I need you to stay, need you to stay” – Justin Bieber, 2021

The SIFC is supposed to be the new stability play through which the most important sectors and agendas in the country will be protected from the travails of whatever this version of democracy is going to manufacture on February 8, 2024.

The larger question might be who will protect the SIFC from the Pakistani elite’s insatiable appetite for mediocrity and incompetence. There is a long list of countries that struggle to get from point A to point B capably. But how many countries have sought to establish sovereign wealth funds without fund managers, financing bridge mechanisms without finance professionals, and deal-making vehicles without the capacity to engage in even the most basic conversations about how to conduct credible valuations?

Ask questions about how to engage in due diligence and how to negotiate realistic long-term contracts and prices that will protect taxpayers today and deep into the future – and there will be few answers.
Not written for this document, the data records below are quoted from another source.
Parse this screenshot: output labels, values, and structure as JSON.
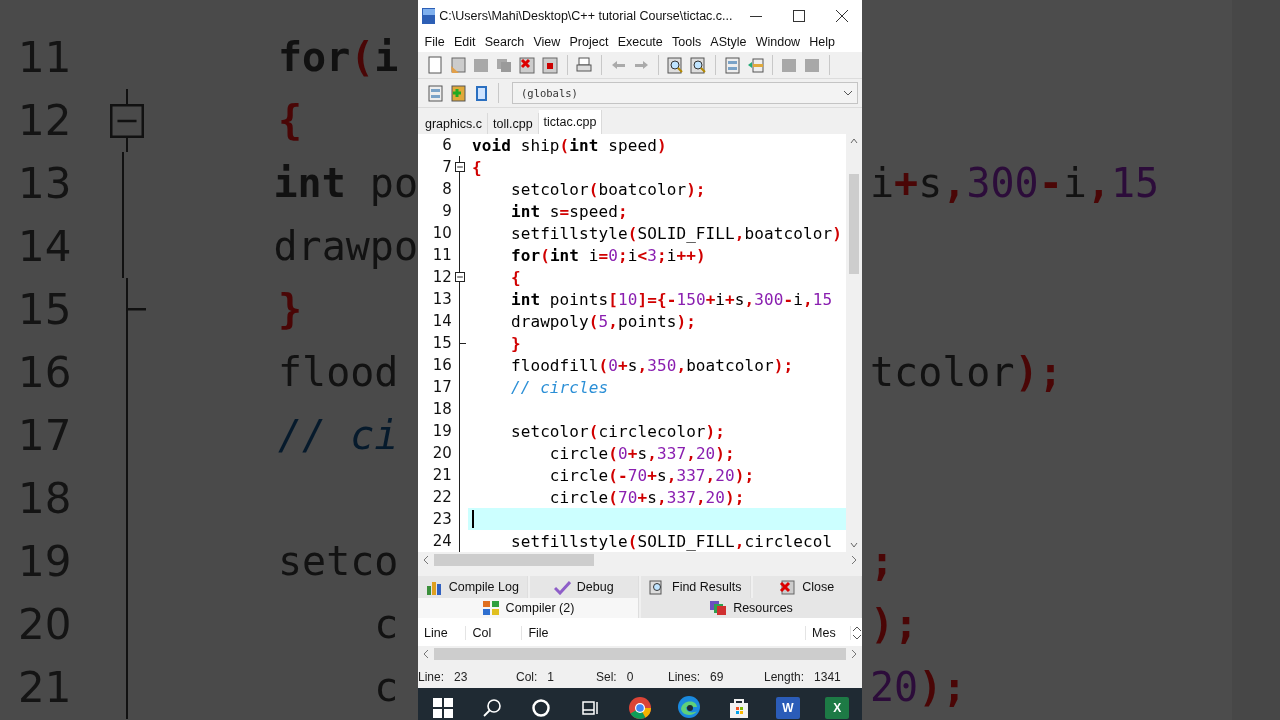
{
  "backdrop": {
    "rows": [
      {
        "number": "11",
        "fold_start": false,
        "fold_end": false,
        "tokens": [
          {
            "kind": "keyword",
            "text": "for"
          },
          {
            "kind": "punct",
            "text": "("
          },
          {
            "kind": "keyword",
            "text": "i"
          }
        ]
      },
      {
        "number": "12",
        "fold_start": true,
        "fold_end": false,
        "tokens": [
          {
            "kind": "punct",
            "text": "{"
          }
        ]
      },
      {
        "number": "13",
        "fold_start": false,
        "fold_end": false,
        "tokens": [
          {
            "kind": "keyword",
            "text": "int"
          },
          {
            "kind": "ident",
            "text": " po"
          }
        ],
        "tail": [
          {
            "kind": "ident",
            "text": "i"
          },
          {
            "kind": "punct",
            "text": "+"
          },
          {
            "kind": "ident",
            "text": "s"
          },
          {
            "kind": "punct",
            "text": ","
          },
          {
            "kind": "number",
            "text": "300"
          },
          {
            "kind": "punct",
            "text": "-"
          },
          {
            "kind": "ident",
            "text": "i"
          },
          {
            "kind": "punct",
            "text": ","
          },
          {
            "kind": "number",
            "text": "15"
          }
        ]
      },
      {
        "number": "14",
        "fold_start": false,
        "fold_end": false,
        "tokens": [
          {
            "kind": "ident",
            "text": "drawpo"
          }
        ]
      },
      {
        "number": "15",
        "fold_start": false,
        "fold_end": true,
        "tokens": [
          {
            "kind": "punct",
            "text": "}"
          }
        ]
      },
      {
        "number": "16",
        "fold_start": false,
        "fold_end": false,
        "tokens": [
          {
            "kind": "ident",
            "text": "flood"
          }
        ],
        "tail": [
          {
            "kind": "ident",
            "text": "tcolor"
          },
          {
            "kind": "punct",
            "text": ");"
          }
        ]
      },
      {
        "number": "17",
        "fold_start": false,
        "fold_end": false,
        "tokens": [
          {
            "kind": "comment",
            "text": "// ci"
          }
        ]
      },
      {
        "number": "18",
        "fold_start": false,
        "fold_end": false
      },
      {
        "number": "19",
        "fold_start": false,
        "fold_end": false,
        "tokens": [
          {
            "kind": "ident",
            "text": "setco"
          }
        ],
        "tail": [
          {
            "kind": "punct",
            "text": ";"
          }
        ]
      },
      {
        "number": "20",
        "fold_start": false,
        "fold_end": false,
        "tokens": [
          {
            "kind": "ident",
            "text": "    c"
          }
        ],
        "tail": [
          {
            "kind": "punct",
            "text": ");"
          }
        ]
      },
      {
        "number": "21",
        "fold_start": false,
        "fold_end": false,
        "tokens": [
          {
            "kind": "ident",
            "text": "    c"
          }
        ],
        "tail": [
          {
            "kind": "number",
            "text": "20"
          },
          {
            "kind": "punct",
            "text": ");"
          }
        ]
      }
    ]
  },
  "window": {
    "title": "C:\\Users\\Mahi\\Desktop\\C++ tutorial Course\\tictac.c..."
  },
  "menu": [
    "File",
    "Edit",
    "Search",
    "View",
    "Project",
    "Execute",
    "Tools",
    "AStyle",
    "Window",
    "Help"
  ],
  "scope_select": {
    "value": "(globals)"
  },
  "tabs": [
    {
      "label": "graphics.c",
      "selected": false
    },
    {
      "label": "toll.cpp",
      "selected": false
    },
    {
      "label": "tictac.cpp",
      "selected": true
    }
  ],
  "editor": {
    "lines": [
      {
        "number": "6",
        "fold_start": false,
        "fold_end": false,
        "current": false,
        "tokens": [
          {
            "kind": "keyword",
            "text": "void"
          },
          {
            "kind": "ident",
            "text": " ship"
          },
          {
            "kind": "punct",
            "text": "("
          },
          {
            "kind": "keyword",
            "text": "int"
          },
          {
            "kind": "ident",
            "text": " speed"
          },
          {
            "kind": "punct",
            "text": ")"
          }
        ]
      },
      {
        "number": "7",
        "fold_start": true,
        "fold_end": false,
        "current": false,
        "tokens": [
          {
            "kind": "punct",
            "text": "{"
          }
        ]
      },
      {
        "number": "8",
        "fold_start": false,
        "fold_end": false,
        "current": false,
        "tokens": [
          {
            "kind": "ident",
            "text": "    setcolor"
          },
          {
            "kind": "punct",
            "text": "("
          },
          {
            "kind": "ident",
            "text": "boatcolor"
          },
          {
            "kind": "punct",
            "text": ");"
          }
        ]
      },
      {
        "number": "9",
        "fold_start": false,
        "fold_end": false,
        "current": false,
        "tokens": [
          {
            "kind": "keyword",
            "text": "    int"
          },
          {
            "kind": "ident",
            "text": " s"
          },
          {
            "kind": "punct",
            "text": "="
          },
          {
            "kind": "ident",
            "text": "speed"
          },
          {
            "kind": "punct",
            "text": ";"
          }
        ]
      },
      {
        "number": "10",
        "fold_start": false,
        "fold_end": false,
        "current": false,
        "tokens": [
          {
            "kind": "ident",
            "text": "    setfillstyle"
          },
          {
            "kind": "punct",
            "text": "("
          },
          {
            "kind": "ident",
            "text": "SOLID_FILL"
          },
          {
            "kind": "punct",
            "text": ","
          },
          {
            "kind": "ident",
            "text": "boatcolor"
          },
          {
            "kind": "punct",
            "text": ")"
          }
        ]
      },
      {
        "number": "11",
        "fold_start": false,
        "fold_end": false,
        "current": false,
        "tokens": [
          {
            "kind": "keyword",
            "text": "    for"
          },
          {
            "kind": "punct",
            "text": "("
          },
          {
            "kind": "keyword",
            "text": "int"
          },
          {
            "kind": "ident",
            "text": " i"
          },
          {
            "kind": "punct",
            "text": "="
          },
          {
            "kind": "number",
            "text": "0"
          },
          {
            "kind": "punct",
            "text": ";"
          },
          {
            "kind": "ident",
            "text": "i"
          },
          {
            "kind": "punct",
            "text": "<"
          },
          {
            "kind": "number",
            "text": "3"
          },
          {
            "kind": "punct",
            "text": ";"
          },
          {
            "kind": "ident",
            "text": "i"
          },
          {
            "kind": "punct",
            "text": "++)"
          }
        ]
      },
      {
        "number": "12",
        "fold_start": true,
        "fold_end": false,
        "current": false,
        "tokens": [
          {
            "kind": "punct",
            "text": "    {"
          }
        ]
      },
      {
        "number": "13",
        "fold_start": false,
        "fold_end": false,
        "current": false,
        "tokens": [
          {
            "kind": "keyword",
            "text": "    int"
          },
          {
            "kind": "ident",
            "text": " points"
          },
          {
            "kind": "punct",
            "text": "["
          },
          {
            "kind": "number",
            "text": "10"
          },
          {
            "kind": "punct",
            "text": "]={-"
          },
          {
            "kind": "number",
            "text": "150"
          },
          {
            "kind": "punct",
            "text": "+"
          },
          {
            "kind": "ident",
            "text": "i"
          },
          {
            "kind": "punct",
            "text": "+"
          },
          {
            "kind": "ident",
            "text": "s"
          },
          {
            "kind": "punct",
            "text": ","
          },
          {
            "kind": "number",
            "text": "300"
          },
          {
            "kind": "punct",
            "text": "-"
          },
          {
            "kind": "ident",
            "text": "i"
          },
          {
            "kind": "punct",
            "text": ","
          },
          {
            "kind": "number",
            "text": "15"
          }
        ]
      },
      {
        "number": "14",
        "fold_start": false,
        "fold_end": false,
        "current": false,
        "tokens": [
          {
            "kind": "ident",
            "text": "    drawpoly"
          },
          {
            "kind": "punct",
            "text": "("
          },
          {
            "kind": "number",
            "text": "5"
          },
          {
            "kind": "punct",
            "text": ","
          },
          {
            "kind": "ident",
            "text": "points"
          },
          {
            "kind": "punct",
            "text": ");"
          }
        ]
      },
      {
        "number": "15",
        "fold_start": false,
        "fold_end": true,
        "current": false,
        "tokens": [
          {
            "kind": "punct",
            "text": "    }"
          }
        ]
      },
      {
        "number": "16",
        "fold_start": false,
        "fold_end": false,
        "current": false,
        "tokens": [
          {
            "kind": "ident",
            "text": "    floodfill"
          },
          {
            "kind": "punct",
            "text": "("
          },
          {
            "kind": "number",
            "text": "0"
          },
          {
            "kind": "punct",
            "text": "+"
          },
          {
            "kind": "ident",
            "text": "s"
          },
          {
            "kind": "punct",
            "text": ","
          },
          {
            "kind": "number",
            "text": "350"
          },
          {
            "kind": "punct",
            "text": ","
          },
          {
            "kind": "ident",
            "text": "boatcolor"
          },
          {
            "kind": "punct",
            "text": ");"
          }
        ]
      },
      {
        "number": "17",
        "fold_start": false,
        "fold_end": false,
        "current": false,
        "tokens": [
          {
            "kind": "comment",
            "text": "    // circles"
          }
        ]
      },
      {
        "number": "18",
        "fold_start": false,
        "fold_end": false,
        "current": false
      },
      {
        "number": "19",
        "fold_start": false,
        "fold_end": false,
        "current": false,
        "tokens": [
          {
            "kind": "ident",
            "text": "    setcolor"
          },
          {
            "kind": "punct",
            "text": "("
          },
          {
            "kind": "ident",
            "text": "circlecolor"
          },
          {
            "kind": "punct",
            "text": ");"
          }
        ]
      },
      {
        "number": "20",
        "fold_start": false,
        "fold_end": false,
        "current": false,
        "tokens": [
          {
            "kind": "ident",
            "text": "        circle"
          },
          {
            "kind": "punct",
            "text": "("
          },
          {
            "kind": "number",
            "text": "0"
          },
          {
            "kind": "punct",
            "text": "+"
          },
          {
            "kind": "ident",
            "text": "s"
          },
          {
            "kind": "punct",
            "text": ","
          },
          {
            "kind": "number",
            "text": "337"
          },
          {
            "kind": "punct",
            "text": ","
          },
          {
            "kind": "number",
            "text": "20"
          },
          {
            "kind": "punct",
            "text": ");"
          }
        ]
      },
      {
        "number": "21",
        "fold_start": false,
        "fold_end": false,
        "current": false,
        "tokens": [
          {
            "kind": "ident",
            "text": "        circle"
          },
          {
            "kind": "punct",
            "text": "(-"
          },
          {
            "kind": "number",
            "text": "70"
          },
          {
            "kind": "punct",
            "text": "+"
          },
          {
            "kind": "ident",
            "text": "s"
          },
          {
            "kind": "punct",
            "text": ","
          },
          {
            "kind": "number",
            "text": "337"
          },
          {
            "kind": "punct",
            "text": ","
          },
          {
            "kind": "number",
            "text": "20"
          },
          {
            "kind": "punct",
            "text": ");"
          }
        ]
      },
      {
        "number": "22",
        "fold_start": false,
        "fold_end": false,
        "current": false,
        "tokens": [
          {
            "kind": "ident",
            "text": "        circle"
          },
          {
            "kind": "punct",
            "text": "("
          },
          {
            "kind": "number",
            "text": "70"
          },
          {
            "kind": "punct",
            "text": "+"
          },
          {
            "kind": "ident",
            "text": "s"
          },
          {
            "kind": "punct",
            "text": ","
          },
          {
            "kind": "number",
            "text": "337"
          },
          {
            "kind": "punct",
            "text": ","
          },
          {
            "kind": "number",
            "text": "20"
          },
          {
            "kind": "punct",
            "text": ");"
          }
        ]
      },
      {
        "number": "23",
        "fold_start": false,
        "fold_end": false,
        "current": true
      },
      {
        "number": "24",
        "fold_start": false,
        "fold_end": false,
        "current": false,
        "tokens": [
          {
            "kind": "ident",
            "text": "    setfillstyle"
          },
          {
            "kind": "punct",
            "text": "("
          },
          {
            "kind": "ident",
            "text": "SOLID_FILL"
          },
          {
            "kind": "punct",
            "text": ","
          },
          {
            "kind": "ident",
            "text": "circlecol"
          }
        ]
      }
    ]
  },
  "bottom_tabs": [
    {
      "tabs": [
        {
          "kind": "log",
          "label": "Compile Log",
          "selected": false
        },
        {
          "kind": "debug",
          "label": "Debug",
          "selected": false
        },
        {
          "kind": "find",
          "label": "Find Results",
          "selected": false
        },
        {
          "kind": "close",
          "label": "Close",
          "selected": false
        }
      ]
    },
    {
      "tabs": [
        {
          "kind": "compiler",
          "label": "Compiler (2)",
          "selected": true
        },
        {
          "kind": "resources",
          "label": "Resources",
          "selected": false
        }
      ]
    }
  ],
  "messages": {
    "columns": [
      "Line",
      "Col",
      "File",
      "Mes"
    ]
  },
  "status": [
    {
      "label": "Line:",
      "value": "23"
    },
    {
      "label": "Col:",
      "value": "1"
    },
    {
      "label": "Sel:",
      "value": "0"
    },
    {
      "label": "Lines:",
      "value": "69"
    },
    {
      "label": "Length:",
      "value": "1341"
    }
  ],
  "taskbar": [
    {
      "kind": "start",
      "active": false
    },
    {
      "kind": "search",
      "active": false
    },
    {
      "kind": "cortana",
      "active": false
    },
    {
      "kind": "taskview",
      "active": false
    },
    {
      "kind": "chrome",
      "active": false
    },
    {
      "kind": "edge",
      "active": true
    },
    {
      "kind": "store",
      "active": false
    },
    {
      "kind": "word",
      "label": "W",
      "active": false
    },
    {
      "kind": "excel",
      "label": "X",
      "active": false
    }
  ]
}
Very little indicates how the country will overcome the large capacity gap between the best and the brightest available within the republic’s job-security assured human resources and the counterparts they must interact with at the PIF, AIDA, QIA, Mubadla, Temasek, BII, DFC, and elsewhere.

Investors – both at home and abroad – are not as stupid as the Pakistani elites. They follow how the tax authorities in Pakistan try to bully the largest investors in Pakistan – the country’s telecom companies – into paying more taxes by locking the offices of telcos. They see how multinationals are prevented from taking their money abroad by finance ministers obsessed with fictional notions of low exchange rates.
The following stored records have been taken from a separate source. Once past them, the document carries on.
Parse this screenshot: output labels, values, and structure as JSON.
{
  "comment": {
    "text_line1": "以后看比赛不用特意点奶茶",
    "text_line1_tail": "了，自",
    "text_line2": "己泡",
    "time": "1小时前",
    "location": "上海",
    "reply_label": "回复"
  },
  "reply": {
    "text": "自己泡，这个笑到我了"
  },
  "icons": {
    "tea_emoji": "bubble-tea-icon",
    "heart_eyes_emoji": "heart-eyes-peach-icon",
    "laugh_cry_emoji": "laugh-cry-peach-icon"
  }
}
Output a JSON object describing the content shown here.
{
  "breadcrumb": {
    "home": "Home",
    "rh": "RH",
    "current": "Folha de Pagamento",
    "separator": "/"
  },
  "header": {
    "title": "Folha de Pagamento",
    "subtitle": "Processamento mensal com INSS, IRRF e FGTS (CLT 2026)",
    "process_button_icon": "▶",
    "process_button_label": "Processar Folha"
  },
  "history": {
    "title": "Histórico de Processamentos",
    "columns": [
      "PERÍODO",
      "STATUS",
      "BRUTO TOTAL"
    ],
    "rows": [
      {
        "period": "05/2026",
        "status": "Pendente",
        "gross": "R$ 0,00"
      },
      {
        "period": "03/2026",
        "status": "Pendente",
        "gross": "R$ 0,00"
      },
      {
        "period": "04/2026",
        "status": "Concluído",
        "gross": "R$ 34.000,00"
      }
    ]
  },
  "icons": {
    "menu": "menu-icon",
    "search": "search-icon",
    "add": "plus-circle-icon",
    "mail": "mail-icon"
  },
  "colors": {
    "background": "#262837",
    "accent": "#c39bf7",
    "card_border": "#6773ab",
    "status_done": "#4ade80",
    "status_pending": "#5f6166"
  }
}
They see how the most important and largest privatization in the country’s history stands incomplete – a full 17 years after the Etisalat deal for PTCL was signed. When the commerce minister of the same country promotes fictions like $100 billion in exports – and is rewarded with glowing coverage for doing so – those watching the circus are laughing. The really polite ones do so whilst they take off from Islamabad Airport. Most don’t wait that long.

“I just pulled up in a big body,

I got a lot of money coming in,

I just got off the phone with my demon

and he told me that I’m gonna win” – Drake, 2023

Serious people have spent nearly the last two years thinking carefully about how the country can find a path to exit from a state of permanent polycrisis. The traditional wave of optimism that seizes the discourse after a cataclysm hasn’t yet caught on – outside of some very carefully curated bubbles.

In part, this is because there is both the delusion and the realism that the cataclysm isn’t over yet. The delusion of this is anchored in young people’s absolute disgust with how politics has been manipulated for the duration of their entire lives. The realism of this is that the overarching authority in the country – unlike previous versions of such authority – is not invested in the personal image or the adulation of the madding crowd.

The only realistic bridge between an immovable overarching authority in the country and the unhappy cohort of Pakistanis that suffer numerous hardships in this polycrisis is transformational economic reform.

“My team is losing, battered and bruising

I see the high fives between the bad guys

Leave with my head hung, you are the only one

Who seems to care

American stories burning before me

I’m feeling helpless, the damsels are depressed

Boys will be boys then, where are the wise men?” – Taylor Swift, 2019

It is exactly this gap that is the most perplexing and worrying of all. Democratic rights, free expression and even basic rule of law questions can be left unanswered as they have in fits and starts throughout the last seven decades. There are hardly any takers for these – East or West. The difference between places that will barely survive and places that will thrive is economic growth.

The places that will thrive are already focused on life sciences, artificial intelligence, organic seed technology, water-scarce agricultural innovation, climate adaptation, materials sciences, data science and analytics driven public sector service provision, supply chain innovation, bespoke content consumption, and escalation on the manufacturing value chain.

The places that will barely survive? They are sleepwalking into the darkness.


The writer is an analyst and commentator.